Yesterday, more than 100 corporate executives met over Zoom to figure out how to deal with the voter suppression measures coming out of Republican legislatures. They discussed that political unrest is bad for business (this is very true-- one of the key reasons the American South had insufficient capital investment after the Civil War was that investors could not be sure their money wouldn’t disappear during social unrest) and are calling for corporations to continue to take a stand against voter restrictions, including by withholding money from Republican candidates.
This puts the Republicans in a bad spot. The insistence of state Republican legislators that they must protect against voter fraud reflects their determination to cling—without evidence—to the argument Trump lost the election only because the Democrats cheated.

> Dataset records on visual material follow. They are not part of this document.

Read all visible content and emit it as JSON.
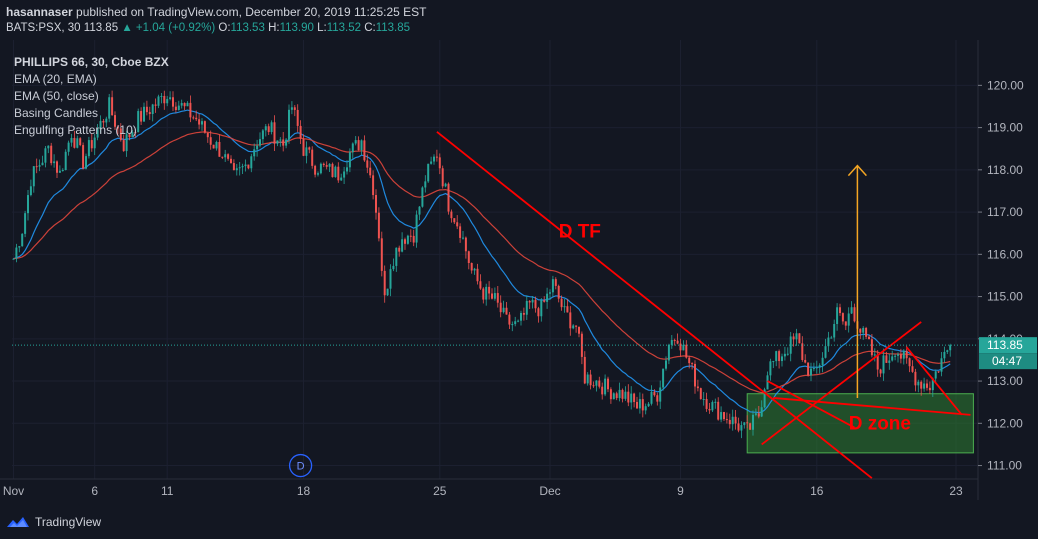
{
  "header": {
    "user": "hasannaser",
    "published": " published on TradingView.com, December 20, 2019 11:25:25 EST",
    "symbol": "BATS:PSX, 30",
    "price": "113.85",
    "change": "+1.04 (+0.92%)",
    "o_label": "O:",
    "o": "113.53",
    "h_label": "H:",
    "h": "113.90",
    "l_label": "L:",
    "l": "113.52",
    "c_label": "C:",
    "c": "113.85"
  },
  "legend": {
    "title": "PHILLIPS 66, 30, Cboe BZX",
    "items": [
      "EMA (20, EMA)",
      "EMA (50, close)",
      "Basing Candles",
      "Engulfing Patterns (10)"
    ]
  },
  "footer": {
    "brand": "TradingView"
  },
  "colors": {
    "background": "#131722",
    "up": "#26a69a",
    "down": "#ef5350",
    "ema20": "#2196f3",
    "ema50": "#e0463c",
    "annotation": "#ff0000",
    "zone": "#2e7d32",
    "arrow": "#f5a623"
  },
  "chart_data": {
    "type": "candlestick",
    "symbol": "PSX",
    "ylim": [
      110.8,
      120.6
    ],
    "y_ticks": [
      "120.00",
      "119.00",
      "118.00",
      "117.00",
      "116.00",
      "115.00",
      "114.00",
      "113.00",
      "112.00",
      "111.00"
    ],
    "x_ticks": [
      {
        "label": "Nov",
        "idx": 0
      },
      {
        "label": "6",
        "idx": 28
      },
      {
        "label": "11",
        "idx": 53
      },
      {
        "label": "18",
        "idx": 100
      },
      {
        "label": "25",
        "idx": 147
      },
      {
        "label": "Dec",
        "idx": 185
      },
      {
        "label": "9",
        "idx": 230
      },
      {
        "label": "16",
        "idx": 277
      },
      {
        "label": "23",
        "idx": 325
      }
    ],
    "n_bars": 332,
    "anchors": [
      [
        0,
        115.9
      ],
      [
        3,
        116.6
      ],
      [
        6,
        117.8
      ],
      [
        12,
        118.5
      ],
      [
        16,
        117.9
      ],
      [
        20,
        118.9
      ],
      [
        24,
        118.2
      ],
      [
        28,
        118.8
      ],
      [
        33,
        119.5
      ],
      [
        38,
        118.6
      ],
      [
        43,
        119.2
      ],
      [
        48,
        119.5
      ],
      [
        53,
        119.8
      ],
      [
        58,
        119.5
      ],
      [
        63,
        119.2
      ],
      [
        68,
        118.7
      ],
      [
        72,
        118.4
      ],
      [
        76,
        117.8
      ],
      [
        80,
        118.1
      ],
      [
        84,
        118.7
      ],
      [
        88,
        119.0
      ],
      [
        93,
        118.6
      ],
      [
        96,
        119.5
      ],
      [
        100,
        118.5
      ],
      [
        104,
        118.1
      ],
      [
        108,
        118.0
      ],
      [
        112,
        117.9
      ],
      [
        116,
        118.4
      ],
      [
        120,
        118.7
      ],
      [
        124,
        117.6
      ],
      [
        126,
        116.5
      ],
      [
        128,
        114.9
      ],
      [
        130,
        115.8
      ],
      [
        134,
        116.4
      ],
      [
        138,
        116.5
      ],
      [
        142,
        117.8
      ],
      [
        146,
        118.4
      ],
      [
        150,
        117.2
      ],
      [
        154,
        116.6
      ],
      [
        158,
        115.6
      ],
      [
        162,
        115.1
      ],
      [
        166,
        114.9
      ],
      [
        170,
        114.4
      ],
      [
        174,
        114.3
      ],
      [
        178,
        114.8
      ],
      [
        182,
        114.7
      ],
      [
        186,
        115.3
      ],
      [
        190,
        114.6
      ],
      [
        194,
        114.3
      ],
      [
        197,
        113.1
      ],
      [
        201,
        113.0
      ],
      [
        205,
        112.8
      ],
      [
        210,
        112.7
      ],
      [
        215,
        112.4
      ],
      [
        219,
        112.5
      ],
      [
        222,
        112.7
      ],
      [
        226,
        113.9
      ],
      [
        229,
        114.1
      ],
      [
        233,
        113.4
      ],
      [
        237,
        112.7
      ],
      [
        241,
        112.4
      ],
      [
        245,
        112.2
      ],
      [
        249,
        112.0
      ],
      [
        253,
        111.8
      ],
      [
        257,
        112.2
      ],
      [
        260,
        113.3
      ],
      [
        263,
        113.5
      ],
      [
        267,
        113.8
      ],
      [
        270,
        114.0
      ],
      [
        273,
        113.4
      ],
      [
        276,
        113.1
      ],
      [
        280,
        113.8
      ],
      [
        284,
        114.6
      ],
      [
        287,
        114.3
      ],
      [
        289,
        114.8
      ],
      [
        292,
        114.2
      ],
      [
        295,
        113.8
      ],
      [
        298,
        113.3
      ],
      [
        301,
        113.5
      ],
      [
        304,
        113.8
      ],
      [
        308,
        113.4
      ],
      [
        312,
        113.0
      ],
      [
        316,
        112.9
      ],
      [
        320,
        113.5
      ],
      [
        323,
        113.85
      ]
    ],
    "series": [
      {
        "name": "EMA (20, EMA)",
        "period": 20
      },
      {
        "name": "EMA (50, close)",
        "period": 50
      }
    ],
    "last_price": 113.85,
    "countdown": "04:47",
    "annotations": [
      {
        "type": "line",
        "from": {
          "idx": 146,
          "price": 118.9
        },
        "to": {
          "idx": 296,
          "price": 110.7
        }
      },
      {
        "type": "line",
        "from": {
          "idx": 258,
          "price": 111.5
        },
        "to": {
          "idx": 313,
          "price": 114.4
        }
      },
      {
        "type": "line",
        "from": {
          "idx": 262,
          "price": 112.6
        },
        "to": {
          "idx": 330,
          "price": 112.2
        }
      },
      {
        "type": "line",
        "from": {
          "idx": 260,
          "price": 113.0
        },
        "to": {
          "idx": 290,
          "price": 111.9
        }
      },
      {
        "type": "line",
        "from": {
          "idx": 308,
          "price": 113.8
        },
        "to": {
          "idx": 327,
          "price": 112.2
        }
      },
      {
        "type": "zone",
        "x0_idx": 253,
        "x1_idx": 331,
        "y0": 111.3,
        "y1": 112.7
      },
      {
        "type": "arrow",
        "idx": 291,
        "from_price": 112.6,
        "to_price": 118.1
      },
      {
        "type": "text",
        "text": "D TF",
        "idx": 188,
        "price": 116.4
      },
      {
        "type": "text",
        "text": "D zone",
        "idx": 288,
        "price": 111.85
      },
      {
        "type": "badge",
        "text": "D",
        "idx": 99,
        "price": 111.0
      }
    ]
  }
}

This is not true and has been thoroughly debunked. But, having sold their voters this Big Lie, they now need to follow through.
And yet, backing Trump right now is a dicey proposition. Since the lawmakers have been in Washington, D.C., more and more information has come out about key Trump supporter Republican Matthew Gaetz (R-FL), who is alleged to be involved in a number of shady deals in Florida, including—allegedly—being party to moving underaged girls across state lines for sex. While Gaetz insists he is a victim of “leaks and… lies,” it is notable that only Trump Republican Representatives Jim Jordan (R-OH) and Marjorie Taylor Greene (R-GA) have come to his defense. Others are remaining gingerly silent, which has only permitted the story to snowball.
Trump himself continues to make trouble for the party. He continues to raise money for his own coffers and last month demanded that the Republican National Committee stop using his name or picture on fundraising materials. It appeared he was reconciling with the party when he agreed to give a speech at the end of the RNC’s donor summit.
Instead, on Saturday night, at an invitation-only meeting of top donors at Mar-a-Lago, the former president’s Florida resort, Trump abandoned his scheduled calls for unity and instead used a speech to the attendees to reiterate that the 2020 election was stolen from him and to attack party members whom he considers insufficiently loyal, including Mitch McConnell.
Meanwhile, there were “White Lives Matter” rallies planned by neo-Nazis and Proud Boys for today in cities across the country to promote white nationalism and, as one organizer said, make “the whole world tremble.” But, in the end, virtually no one showed up. With the Justice Department indicting the January 6 insurrectionists and popular voices turning against the forces Trump encouraged, the angry Trump base appears to be going underground.
So, in the face of remarkably popular Democratic proposals to rebuild the country-- proposals that will kill the central principle of the Republican Party since the time of President Ronald Reagan that the government must get out of the economy—Republicans are split between their voting base, which wants Trumpian voter restrictions, and their donor base, which recognizes that those restrictions will destabilize the country.
The spring is going to see a remarkable game of political chess.